Disrupt Burrup Hub says it understands that the ABC will hand over footage to WA police, but the ABC has not confirmed that and it is not clear what such footage might contain.
The ABC’s managing director, David Anderson, said they “never have and never will” reveal their sources. He said in estimates this week the broadcaster was in negotiations with the police about what they might give them while still protecting those sources.
Disrupt Burrup Hub’s media adviser, Jesse Noakes, said dozens of people had consented to be filmed for the Four Corners investigation, but none had consented to be filmed for a police investigation.

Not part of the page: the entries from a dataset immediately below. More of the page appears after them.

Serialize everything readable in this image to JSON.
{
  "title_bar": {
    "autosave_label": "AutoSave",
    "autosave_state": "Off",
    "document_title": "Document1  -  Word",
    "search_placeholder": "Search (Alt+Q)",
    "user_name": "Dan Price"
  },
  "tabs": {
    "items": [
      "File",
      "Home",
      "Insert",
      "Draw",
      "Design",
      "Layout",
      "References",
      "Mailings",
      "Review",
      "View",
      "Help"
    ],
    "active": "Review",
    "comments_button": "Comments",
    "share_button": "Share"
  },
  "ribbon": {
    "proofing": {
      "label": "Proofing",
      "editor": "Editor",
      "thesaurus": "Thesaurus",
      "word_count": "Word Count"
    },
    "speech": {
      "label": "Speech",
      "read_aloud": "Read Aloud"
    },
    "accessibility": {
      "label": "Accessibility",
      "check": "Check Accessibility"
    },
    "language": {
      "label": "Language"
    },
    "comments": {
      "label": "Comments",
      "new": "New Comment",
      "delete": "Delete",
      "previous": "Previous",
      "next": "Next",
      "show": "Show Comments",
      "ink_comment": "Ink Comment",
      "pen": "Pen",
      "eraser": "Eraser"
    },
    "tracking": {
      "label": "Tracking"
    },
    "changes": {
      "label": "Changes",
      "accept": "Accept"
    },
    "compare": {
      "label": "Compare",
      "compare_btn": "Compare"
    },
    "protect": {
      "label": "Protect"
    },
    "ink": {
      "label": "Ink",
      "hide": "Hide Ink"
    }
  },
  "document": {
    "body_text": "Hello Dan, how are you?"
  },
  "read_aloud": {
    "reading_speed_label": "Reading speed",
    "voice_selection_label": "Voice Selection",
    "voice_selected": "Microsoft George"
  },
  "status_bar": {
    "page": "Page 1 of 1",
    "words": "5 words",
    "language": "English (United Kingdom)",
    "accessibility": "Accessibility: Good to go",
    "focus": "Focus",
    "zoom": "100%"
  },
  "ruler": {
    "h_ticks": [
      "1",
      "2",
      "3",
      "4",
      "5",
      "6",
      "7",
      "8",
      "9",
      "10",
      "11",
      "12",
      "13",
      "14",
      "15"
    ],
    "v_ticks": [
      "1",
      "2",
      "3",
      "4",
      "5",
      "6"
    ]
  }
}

“I personally received undertakings from the ABC in relation to multiple sources who requested and received specific guarantees they would not be identified as a precondition for their participation in events filmed by Four Corners,” he said.
“Should the ABC surrender any Four Corners footage to WA police, if any of these people face legal liability or criminal prosecution that will be entirely on the ABC – I hope the ABC management appreciate the full implications of that.”
Noakes will face trial on 6 November for refusing to hand over material. The lawyer Zarah Burgess said the ABC could use a similar defence to that Noakes will use, one of “reasonable excuse”.
WA police referred inquiries to the ABC.
“Like other media organisations, the ABC from time to time receives compulsory legal processes seeking access to material,” an ABC spokesperson said.
“Any suggestion that the ABC has disclosed or will disclose material in breach of any undertaking to a confidential source is incorrect.
“As ABC managing director David Anderson has previously stated: ‘We don’t reveal our sources, we never have and never will’.”
A Disrupt Burrup Hub campaigner, Ballardong Noongar man Desmond Blurton, said as someone with lived experience of incarceration he was “deeply concerned that the ABC may cause the imprisonment of vulnerable people by surrendering source material to police”.
On the weekend, the Media, Entertainment and Arts Alliance’s federal president, Karen Percy, told the Queensland Clarion Awards that the MEAA was “working with members in the interests of the whole industry to fight this dreadful overreach”.
The police’s actions were designed to “intimidate and interfere”, she said.
“Legal strong-arming of this kind undermines press freedom, despite the commitment to freedom of the media that police and others say they have.”